具体的には、試料の非晶質シリカA或いはBを、塗料100質量部に対してそれぞれ、20質量部、30質量部をクリアウレタン塗料に分散させて隠蔽率を測定し、その結果を表2、表3に示した。
なお、20質量部配合の時は、450μmアプリケータを使用し、30質量部配合の時は、250μmアプリケータを使用した。

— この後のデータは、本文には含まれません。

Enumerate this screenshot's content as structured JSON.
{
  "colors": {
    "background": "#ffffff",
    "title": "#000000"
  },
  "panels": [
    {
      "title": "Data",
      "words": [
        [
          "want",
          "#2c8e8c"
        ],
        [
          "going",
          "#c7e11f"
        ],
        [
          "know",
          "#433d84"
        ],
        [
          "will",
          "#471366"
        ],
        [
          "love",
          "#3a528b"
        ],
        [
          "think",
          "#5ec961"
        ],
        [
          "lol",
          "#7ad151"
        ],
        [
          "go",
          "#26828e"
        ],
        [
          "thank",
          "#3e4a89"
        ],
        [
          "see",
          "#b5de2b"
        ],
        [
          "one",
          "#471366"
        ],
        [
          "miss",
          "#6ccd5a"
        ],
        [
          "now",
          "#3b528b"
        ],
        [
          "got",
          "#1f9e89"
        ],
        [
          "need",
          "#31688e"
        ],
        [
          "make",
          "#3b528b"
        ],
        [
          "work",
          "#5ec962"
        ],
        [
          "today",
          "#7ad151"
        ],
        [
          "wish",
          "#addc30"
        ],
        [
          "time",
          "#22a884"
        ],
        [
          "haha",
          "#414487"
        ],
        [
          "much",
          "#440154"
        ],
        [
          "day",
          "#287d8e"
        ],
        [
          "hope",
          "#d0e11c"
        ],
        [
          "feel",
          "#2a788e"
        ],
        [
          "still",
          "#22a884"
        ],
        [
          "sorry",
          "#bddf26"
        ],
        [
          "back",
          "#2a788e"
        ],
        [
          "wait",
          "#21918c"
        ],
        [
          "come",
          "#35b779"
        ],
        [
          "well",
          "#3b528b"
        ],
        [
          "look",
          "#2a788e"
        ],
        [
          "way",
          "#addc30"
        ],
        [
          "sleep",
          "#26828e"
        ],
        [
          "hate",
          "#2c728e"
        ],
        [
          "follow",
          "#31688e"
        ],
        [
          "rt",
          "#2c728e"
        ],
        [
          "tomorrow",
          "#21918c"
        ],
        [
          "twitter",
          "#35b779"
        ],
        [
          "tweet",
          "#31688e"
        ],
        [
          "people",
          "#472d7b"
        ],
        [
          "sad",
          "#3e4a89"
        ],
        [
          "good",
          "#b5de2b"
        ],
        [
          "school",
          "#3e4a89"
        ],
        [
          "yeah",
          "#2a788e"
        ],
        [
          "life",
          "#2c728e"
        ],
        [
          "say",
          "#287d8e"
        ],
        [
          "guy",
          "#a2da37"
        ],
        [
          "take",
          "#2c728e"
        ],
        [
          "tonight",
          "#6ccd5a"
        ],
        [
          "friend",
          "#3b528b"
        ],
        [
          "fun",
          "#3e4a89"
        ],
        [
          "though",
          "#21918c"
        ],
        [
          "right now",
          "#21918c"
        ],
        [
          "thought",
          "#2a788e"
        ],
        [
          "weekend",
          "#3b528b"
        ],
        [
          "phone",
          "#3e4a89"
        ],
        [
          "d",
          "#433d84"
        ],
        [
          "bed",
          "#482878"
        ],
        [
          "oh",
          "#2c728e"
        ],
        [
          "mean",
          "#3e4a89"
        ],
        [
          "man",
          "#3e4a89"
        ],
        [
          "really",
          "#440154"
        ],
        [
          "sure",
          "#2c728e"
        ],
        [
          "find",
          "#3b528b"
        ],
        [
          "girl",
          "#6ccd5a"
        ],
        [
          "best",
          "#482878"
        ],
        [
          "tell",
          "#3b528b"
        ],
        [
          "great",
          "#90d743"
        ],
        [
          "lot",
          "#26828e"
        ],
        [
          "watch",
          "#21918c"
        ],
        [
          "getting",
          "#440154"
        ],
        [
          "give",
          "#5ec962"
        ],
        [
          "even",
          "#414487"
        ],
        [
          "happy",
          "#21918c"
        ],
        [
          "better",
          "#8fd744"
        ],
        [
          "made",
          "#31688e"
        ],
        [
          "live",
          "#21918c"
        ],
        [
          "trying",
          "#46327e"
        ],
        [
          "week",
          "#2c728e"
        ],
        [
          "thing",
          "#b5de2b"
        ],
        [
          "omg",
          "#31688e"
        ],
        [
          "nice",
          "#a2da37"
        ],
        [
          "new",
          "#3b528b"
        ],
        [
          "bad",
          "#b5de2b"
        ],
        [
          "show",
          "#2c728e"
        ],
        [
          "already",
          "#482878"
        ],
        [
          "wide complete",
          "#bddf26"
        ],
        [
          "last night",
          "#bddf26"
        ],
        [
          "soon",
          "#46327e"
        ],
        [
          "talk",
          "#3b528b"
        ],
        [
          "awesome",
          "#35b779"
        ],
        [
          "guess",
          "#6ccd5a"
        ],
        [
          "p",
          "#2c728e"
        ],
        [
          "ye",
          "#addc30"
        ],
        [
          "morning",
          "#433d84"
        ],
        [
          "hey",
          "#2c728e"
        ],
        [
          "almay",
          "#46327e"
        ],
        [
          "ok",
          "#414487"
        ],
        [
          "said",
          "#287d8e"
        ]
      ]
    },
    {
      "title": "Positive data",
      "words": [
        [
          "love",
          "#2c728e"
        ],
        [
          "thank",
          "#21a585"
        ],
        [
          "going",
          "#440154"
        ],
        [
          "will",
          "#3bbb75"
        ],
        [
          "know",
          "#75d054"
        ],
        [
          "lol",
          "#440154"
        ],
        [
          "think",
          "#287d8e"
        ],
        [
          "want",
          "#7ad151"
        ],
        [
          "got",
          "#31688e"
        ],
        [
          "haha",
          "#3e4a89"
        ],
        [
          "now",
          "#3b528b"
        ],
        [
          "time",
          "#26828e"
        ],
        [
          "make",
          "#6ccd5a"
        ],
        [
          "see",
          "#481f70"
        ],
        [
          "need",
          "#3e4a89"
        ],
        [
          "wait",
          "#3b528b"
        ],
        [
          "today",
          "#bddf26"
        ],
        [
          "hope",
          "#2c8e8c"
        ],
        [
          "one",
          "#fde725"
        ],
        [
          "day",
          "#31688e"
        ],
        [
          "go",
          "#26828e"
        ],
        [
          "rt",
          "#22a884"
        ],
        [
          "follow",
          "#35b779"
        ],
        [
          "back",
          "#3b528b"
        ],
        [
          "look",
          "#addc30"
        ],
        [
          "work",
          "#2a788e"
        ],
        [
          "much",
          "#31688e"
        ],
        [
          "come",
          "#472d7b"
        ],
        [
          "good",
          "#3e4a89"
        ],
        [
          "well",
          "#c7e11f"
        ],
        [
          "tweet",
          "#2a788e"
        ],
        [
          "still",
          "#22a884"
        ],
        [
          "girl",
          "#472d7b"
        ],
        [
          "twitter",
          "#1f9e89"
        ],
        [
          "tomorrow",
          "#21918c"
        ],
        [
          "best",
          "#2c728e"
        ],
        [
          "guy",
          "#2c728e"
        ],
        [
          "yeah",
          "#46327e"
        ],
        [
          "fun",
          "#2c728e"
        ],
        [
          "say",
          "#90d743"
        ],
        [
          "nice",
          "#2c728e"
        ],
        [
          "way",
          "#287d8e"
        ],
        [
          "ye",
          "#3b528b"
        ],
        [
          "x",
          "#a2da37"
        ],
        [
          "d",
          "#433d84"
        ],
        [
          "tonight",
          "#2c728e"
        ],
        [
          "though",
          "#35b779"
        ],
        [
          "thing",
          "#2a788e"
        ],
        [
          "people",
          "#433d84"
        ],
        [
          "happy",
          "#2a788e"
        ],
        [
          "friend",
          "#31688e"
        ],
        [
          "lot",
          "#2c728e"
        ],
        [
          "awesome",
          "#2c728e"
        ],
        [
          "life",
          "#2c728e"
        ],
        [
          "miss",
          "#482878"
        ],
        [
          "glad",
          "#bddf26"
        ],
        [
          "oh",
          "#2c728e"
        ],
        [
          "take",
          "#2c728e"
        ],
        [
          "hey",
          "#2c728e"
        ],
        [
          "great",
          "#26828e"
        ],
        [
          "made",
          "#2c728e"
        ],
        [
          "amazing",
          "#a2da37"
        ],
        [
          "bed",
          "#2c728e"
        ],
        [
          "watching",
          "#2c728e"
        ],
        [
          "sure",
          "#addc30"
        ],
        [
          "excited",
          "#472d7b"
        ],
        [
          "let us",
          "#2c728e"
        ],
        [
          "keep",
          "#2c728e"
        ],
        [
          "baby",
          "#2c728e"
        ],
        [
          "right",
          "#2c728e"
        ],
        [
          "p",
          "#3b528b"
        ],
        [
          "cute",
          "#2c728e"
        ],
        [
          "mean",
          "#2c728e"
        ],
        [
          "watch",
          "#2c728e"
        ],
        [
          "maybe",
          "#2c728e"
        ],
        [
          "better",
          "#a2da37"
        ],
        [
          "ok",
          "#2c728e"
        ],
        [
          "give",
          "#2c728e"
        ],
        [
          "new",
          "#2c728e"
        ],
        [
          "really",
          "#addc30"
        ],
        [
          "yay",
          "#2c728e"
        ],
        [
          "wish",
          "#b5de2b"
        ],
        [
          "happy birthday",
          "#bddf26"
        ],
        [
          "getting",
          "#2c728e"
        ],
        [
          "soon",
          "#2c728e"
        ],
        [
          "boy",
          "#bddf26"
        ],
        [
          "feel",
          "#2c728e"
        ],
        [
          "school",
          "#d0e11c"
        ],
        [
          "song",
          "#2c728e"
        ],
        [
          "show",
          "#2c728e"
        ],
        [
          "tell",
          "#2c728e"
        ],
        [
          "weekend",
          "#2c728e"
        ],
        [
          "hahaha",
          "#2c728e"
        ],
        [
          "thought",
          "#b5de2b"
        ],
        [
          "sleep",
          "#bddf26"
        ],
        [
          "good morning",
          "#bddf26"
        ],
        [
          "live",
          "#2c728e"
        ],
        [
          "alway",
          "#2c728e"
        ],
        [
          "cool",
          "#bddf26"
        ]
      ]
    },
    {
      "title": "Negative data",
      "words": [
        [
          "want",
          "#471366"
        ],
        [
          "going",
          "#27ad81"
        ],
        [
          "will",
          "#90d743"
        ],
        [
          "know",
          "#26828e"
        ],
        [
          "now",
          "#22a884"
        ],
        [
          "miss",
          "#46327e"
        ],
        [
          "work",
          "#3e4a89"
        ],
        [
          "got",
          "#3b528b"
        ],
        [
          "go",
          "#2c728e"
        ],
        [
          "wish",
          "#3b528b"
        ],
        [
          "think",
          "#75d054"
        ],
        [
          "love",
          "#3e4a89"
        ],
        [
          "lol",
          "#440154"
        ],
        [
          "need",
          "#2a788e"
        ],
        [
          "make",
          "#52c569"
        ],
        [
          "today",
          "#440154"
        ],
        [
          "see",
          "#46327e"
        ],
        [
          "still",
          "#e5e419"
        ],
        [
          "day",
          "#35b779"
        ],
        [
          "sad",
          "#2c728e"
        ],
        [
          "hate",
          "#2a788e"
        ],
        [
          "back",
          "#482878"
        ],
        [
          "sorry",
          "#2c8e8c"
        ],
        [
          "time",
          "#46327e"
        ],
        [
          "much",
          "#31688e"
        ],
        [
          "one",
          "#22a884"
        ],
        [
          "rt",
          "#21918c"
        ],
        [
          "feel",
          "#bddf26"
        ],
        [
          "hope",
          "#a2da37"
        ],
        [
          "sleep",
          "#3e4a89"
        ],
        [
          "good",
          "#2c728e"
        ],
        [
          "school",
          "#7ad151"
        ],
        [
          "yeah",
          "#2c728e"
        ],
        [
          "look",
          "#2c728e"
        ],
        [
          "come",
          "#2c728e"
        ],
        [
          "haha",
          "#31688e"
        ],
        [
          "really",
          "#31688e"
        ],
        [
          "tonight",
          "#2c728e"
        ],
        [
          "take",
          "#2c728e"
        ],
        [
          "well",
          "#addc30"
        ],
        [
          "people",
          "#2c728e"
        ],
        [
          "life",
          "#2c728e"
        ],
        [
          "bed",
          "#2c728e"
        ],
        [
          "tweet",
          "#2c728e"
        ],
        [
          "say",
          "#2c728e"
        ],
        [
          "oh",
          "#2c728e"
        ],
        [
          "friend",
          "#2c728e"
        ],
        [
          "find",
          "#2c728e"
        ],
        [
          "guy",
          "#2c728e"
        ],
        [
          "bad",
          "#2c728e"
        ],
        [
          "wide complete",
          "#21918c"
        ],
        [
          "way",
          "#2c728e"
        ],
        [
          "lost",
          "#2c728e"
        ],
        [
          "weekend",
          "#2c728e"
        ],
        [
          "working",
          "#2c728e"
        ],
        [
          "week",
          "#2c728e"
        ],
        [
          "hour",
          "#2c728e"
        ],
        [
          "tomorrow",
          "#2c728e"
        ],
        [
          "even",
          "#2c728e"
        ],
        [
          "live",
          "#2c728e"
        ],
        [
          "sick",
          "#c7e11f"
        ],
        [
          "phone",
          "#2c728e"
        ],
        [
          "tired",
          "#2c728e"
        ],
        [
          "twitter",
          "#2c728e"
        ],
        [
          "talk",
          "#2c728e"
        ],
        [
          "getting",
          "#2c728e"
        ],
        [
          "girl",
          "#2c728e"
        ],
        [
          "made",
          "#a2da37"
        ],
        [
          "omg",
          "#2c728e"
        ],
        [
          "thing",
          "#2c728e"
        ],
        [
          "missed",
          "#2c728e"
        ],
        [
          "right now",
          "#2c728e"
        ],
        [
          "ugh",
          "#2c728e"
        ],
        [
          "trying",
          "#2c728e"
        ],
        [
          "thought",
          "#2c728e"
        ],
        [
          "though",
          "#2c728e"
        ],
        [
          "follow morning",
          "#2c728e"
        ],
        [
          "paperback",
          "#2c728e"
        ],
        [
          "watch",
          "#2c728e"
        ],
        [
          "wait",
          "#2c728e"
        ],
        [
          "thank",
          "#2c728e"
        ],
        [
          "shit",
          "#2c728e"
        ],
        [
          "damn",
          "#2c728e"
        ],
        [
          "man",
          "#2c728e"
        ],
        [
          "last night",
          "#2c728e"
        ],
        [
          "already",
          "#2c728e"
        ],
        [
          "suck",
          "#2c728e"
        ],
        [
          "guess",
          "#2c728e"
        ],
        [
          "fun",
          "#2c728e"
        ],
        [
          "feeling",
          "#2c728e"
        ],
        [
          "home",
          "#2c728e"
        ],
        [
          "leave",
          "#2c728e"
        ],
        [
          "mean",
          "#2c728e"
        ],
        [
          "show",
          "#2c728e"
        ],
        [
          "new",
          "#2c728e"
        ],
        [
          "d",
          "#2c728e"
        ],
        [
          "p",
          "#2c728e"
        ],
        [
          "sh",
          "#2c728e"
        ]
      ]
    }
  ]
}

また、非晶質シリカB(比較例1で製造された非晶質シリカ)を30質量部配合したときは、塗料が著しく増粘してしまい、塗布することができず、隠蔽率を測定することができなかった。
【0050】
【0051】
【0052】
また、白色顔料である酸化チタン30質量部をクリアウレタン塗料に配合したときの塗膜の60°グロス及び隠蔽率を測定し、さらに、酸化チタンの一部を60°グロスが同等となるように、非晶質シリカA(実施例1)、非晶質シリカB(比較例1)でそれぞれ置き換え、そのときの60°グロス及び隠蔽率を表4に示した。
【0053】
【0054】
表4に示されているように、同等グロス値となる場合においては,実施例1の非晶質シリカAは、酸化チタンの3分の1(10質量部)を置き換えても96%という高い隠蔽率を示したのに対し,比較例1の非晶質シリカBは、30質量部のうち2.5質量部置き換えただけで実施例1の隠蔽率を下回った。
【0055】
<濡れ性評価試験>
表4に示されているグロス測定に用いた塗料のそれぞれについて、32mN/m、35mN/mのダインペンでの塗膜の5秒後及び60秒後の濡れ性を評価した。その結果を以下に示す。
また、5秒後、60秒後での各塗膜の写真を
図1~
図6に示した。
【0056】
酸化チタン30質量部配合のウレタン塗料;
35mN/mのペンでの塗膜
5秒後評価:×
60秒後評価:×
32mN/mのペンでの塗膜
5秒後評価:〇
60秒後評価:〇
【0057】
酸化チタン20質量部と非晶質シリカA(実施例1)10質量部を混合した顔料組成物を配合したウレタン塗料;
35mN/mのペンでの塗膜
5秒後評価:〇
60秒後評価:〇
32mN/mのペンでの塗膜
5秒後評価:〇
60秒後評価:〇
【0058】
酸化チタン27.5質量部と非晶質シリカB(比較例1)2.5質量部を混合した顔料組成物を配合したウレタン塗料;
35mN/mのペンでの塗膜
5秒後評価:△
60秒後評価:×
32mN/mのペンでの塗膜
5秒後評価:〇
60秒後評価:〇
【0059】
上記の結果から、濡れ性は、酸化チタン<比較例1<実施例1の順で高くなっており、経時によって、この差はより顕著になっていることが判る。即ち、本発明の非晶質シリカおよび白色顔料を含む油性インク用組成物は、隠蔽率が高いだけではなく、濡れ性も高い。
また、比較例1においては非晶質シリカBの添加量を増やせば濡れ性の向上が期待できるが、この場合には、隠蔽率の低下や粘度上昇などの問題が生じてしまう。